Friday, September 19, 2008

THE CITY

Charmed made New York City about 2:00 pm last Sunday, having departed Port Washington four hours before.  It was a wonderful sail through the west end of Long Island Sound, by Rikers Island, through Hell Gate, by the big buildings, past the Statue of Liberty.  We planned and rode the maximum ebbing current of the East River for a fun flush between Roosevelt and Manhattan Islands and under the Brooklyn Bridge.  Over 11 knots SOG at times.  We then had to work against the current up the Hudson, hoping for a mooring at the West 79th Street Boat Basin, before the George Washington Bridge.  The moorings are not reserved but handled first come, first served.  At only $30.00 a night they are popular.  Once within radio range we were given bad news, none were available.  We sailed on, looked anyway, happened to find one, and were told we could have it.

Once on the mooring we sat amazed at the state of the river and the current.  The mooring balls were nearly under water a large part of the time.  BOAT SPEED was sometimes over three knots, and we were parked!  The waves were two feet.  The swells were higher.  It was not comfortable, and we wondered how safe we were.  The harbor master had assured us . . . .

Deciding to sit on the boat until the current was slack the next morning, we enjoyed the scenery from the cockpit until bed time.  There was no sleeping on Charmed that night!  The boat bounced and bounced.  The mooring tackle made loud, horrible noises.  We wondered whether the mooring pennants would hold and inspected them for chafe every hour.  More often for the periodic louder than loud noises.

About 4:00 am we decided we were not going to stay on these moorings.  We would not be comfortable leaving the boat for any length of time, at all for that matter.  We had not even seen business day river traffic yet!  Now we just wanted enough daylight to depart.

Once the big boats and fast ferries started passing us just before daylight conditions even got worse.  A loud pop turned out to be the parting of one of the strands of one of the two three-strand nylon rope pennants.  Now sitting at the helm, watching and waiting for sunrise, I thought it might just be best if we broke off.  Then we wouldn't have to deal with casting off.

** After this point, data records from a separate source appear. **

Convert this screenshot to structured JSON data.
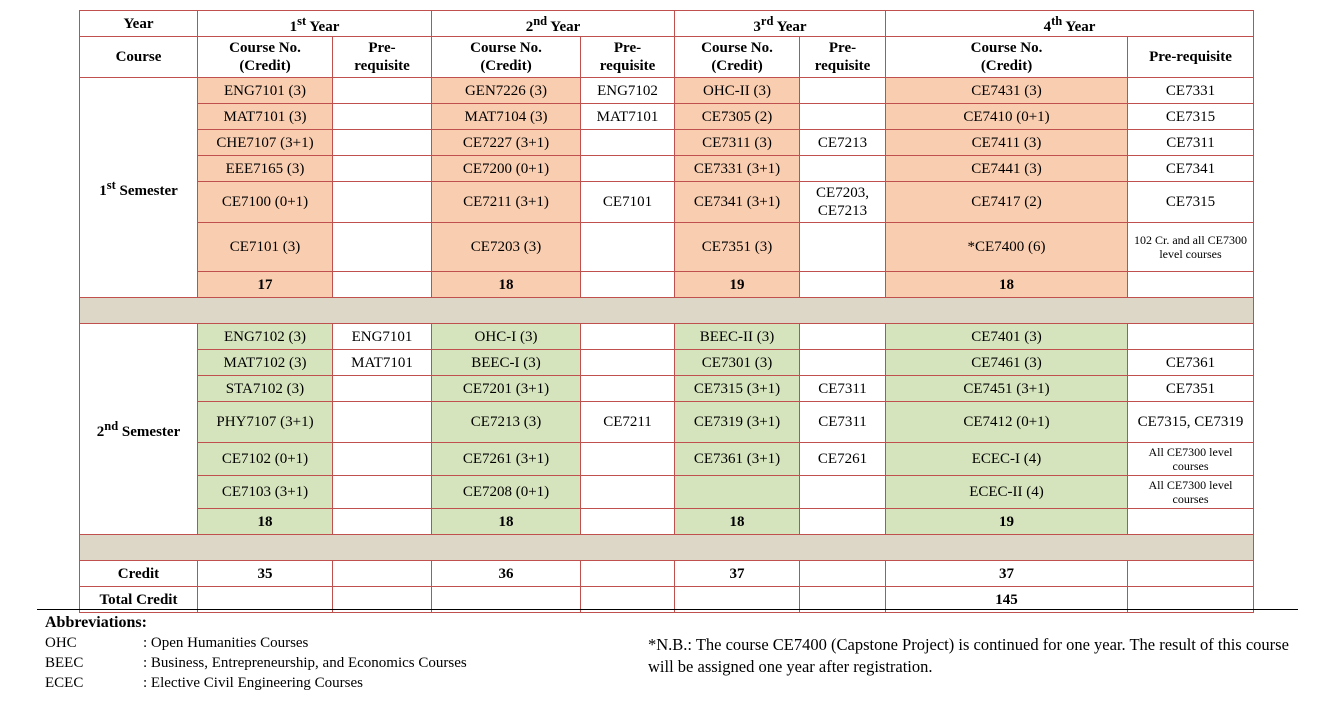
{
  "header": {
    "year": "Year",
    "course": "Course",
    "years": [
      {
        "num": "1",
        "sup": "st",
        "word": " Year"
      },
      {
        "num": "2",
        "sup": "nd",
        "word": " Year"
      },
      {
        "num": "3",
        "sup": "rd",
        "word": " Year"
      },
      {
        "num": "4",
        "sup": "th",
        "word": " Year"
      }
    ],
    "course_no_line1": "Course No.",
    "course_no_line2": "(Credit)",
    "prereq_line1": "Pre-",
    "prereq_line2": "requisite",
    "prereq_full": "Pre-requisite"
  },
  "semesters": [
    {
      "num": "1",
      "sup": "st",
      "word": " Semester",
      "rows": [
        [
          "ENG7101 (3)",
          "",
          "GEN7226 (3)",
          "ENG7102",
          "OHC-II (3)",
          "",
          "CE7431 (3)",
          "CE7331"
        ],
        [
          "MAT7101 (3)",
          "",
          "MAT7104 (3)",
          "MAT7101",
          "CE7305 (2)",
          "",
          "CE7410 (0+1)",
          "CE7315"
        ],
        [
          "CHE7107 (3+1)",
          "",
          "CE7227 (3+1)",
          "",
          "CE7311 (3)",
          "CE7213",
          "CE7411 (3)",
          "CE7311"
        ],
        [
          "EEE7165 (3)",
          "",
          "CE7200 (0+1)",
          "",
          "CE7331 (3+1)",
          "",
          "CE7441 (3)",
          "CE7341"
        ],
        [
          "CE7100 (0+1)",
          "",
          "CE7211 (3+1)",
          "CE7101",
          "CE7341 (3+1)",
          "CE7203, CE7213",
          "CE7417 (2)",
          "CE7315"
        ],
        [
          "CE7101 (3)",
          "",
          "CE7203 (3)",
          "",
          "CE7351 (3)",
          "",
          "*CE7400 (6)",
          "102 Cr. and all CE7300 level courses"
        ]
      ],
      "totals": [
        "17",
        "18",
        "19",
        "18"
      ]
    },
    {
      "num": "2",
      "sup": "nd",
      "word": " Semester",
      "rows": [
        [
          "ENG7102 (3)",
          "ENG7101",
          "OHC-I (3)",
          "",
          "BEEC-II (3)",
          "",
          "CE7401 (3)",
          ""
        ],
        [
          "MAT7102 (3)",
          "MAT7101",
          "BEEC-I (3)",
          "",
          "CE7301 (3)",
          "",
          "CE7461 (3)",
          "CE7361"
        ],
        [
          "STA7102 (3)",
          "",
          "CE7201 (3+1)",
          "",
          "CE7315 (3+1)",
          "CE7311",
          "CE7451 (3+1)",
          "CE7351"
        ],
        [
          "PHY7107 (3+1)",
          "",
          "CE7213 (3)",
          "CE7211",
          "CE7319 (3+1)",
          "CE7311",
          "CE7412 (0+1)",
          "CE7315, CE7319"
        ],
        [
          "CE7102 (0+1)",
          "",
          "CE7261 (3+1)",
          "",
          "CE7361 (3+1)",
          "CE7261",
          "ECEC-I (4)",
          "All CE7300 level courses"
        ],
        [
          "CE7103 (3+1)",
          "",
          "CE7208 (0+1)",
          "",
          "",
          "",
          "ECEC-II (4)",
          "All CE7300 level courses"
        ]
      ],
      "totals": [
        "18",
        "18",
        "18",
        "19"
      ]
    }
  ],
  "credit": {
    "label": "Credit",
    "values": [
      "35",
      "36",
      "37",
      "37"
    ]
  },
  "total_credit": {
    "label": "Total Credit",
    "value": "145"
  },
  "abbreviations": {
    "title": "Abbreviations:",
    "items": [
      {
        "key": "OHC",
        "value": ": Open Humanities Courses"
      },
      {
        "key": "BEEC",
        "value": ": Business, Entrepreneurship, and Economics Courses"
      },
      {
        "key": "ECEC",
        "value": ": Elective Civil Engineering Courses"
      }
    ]
  },
  "note": "*N.B.: The course CE7400 (Capstone Project) is continued for one year. The result of this course will be assigned one year after registration.",
  "colors": {
    "orange": "#f9cdb0",
    "green": "#d6e4bd",
    "separator": "#dcd7c7",
    "border": "#c0504d"
  }
}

Once Charmed started to swing with the slacking and changing current, and the light started coming up, we did cast off.  We found the Liberty Harbor Marina fuel dock up Morris Canal and waited until 8:00 am for them to open.  By 9:00 we were docked and napping in a calm cove.  Liberty Harbor's tag line is "Are you tired of being bounced around on the Hudson?"  We were, in less than half of a full twenty-four hour day.

Settled in at LIberty Harbor we now could enjoy New York.  Like all tourists we walked and walked and looked and looked.  A dinner with Cousin Jim and his friend Jason, and being in the audience of Who Wants to be a Millionaire, arranged by friend Al, were highlights of this trip to The City.

This was our second visit to New York by boat.  On the first visit we stayed in The North Cove, a marina on the Manhattan side of the Hudson.  It is a good place and very convenient to The City.  They looked full this time, and we wanted calm as calm could be.  The North Cove rocks and rolls throughout the day.  It settles down some at night.  Liberty Harbor is complete calm, and we needed that after one night exposed on the Hudson.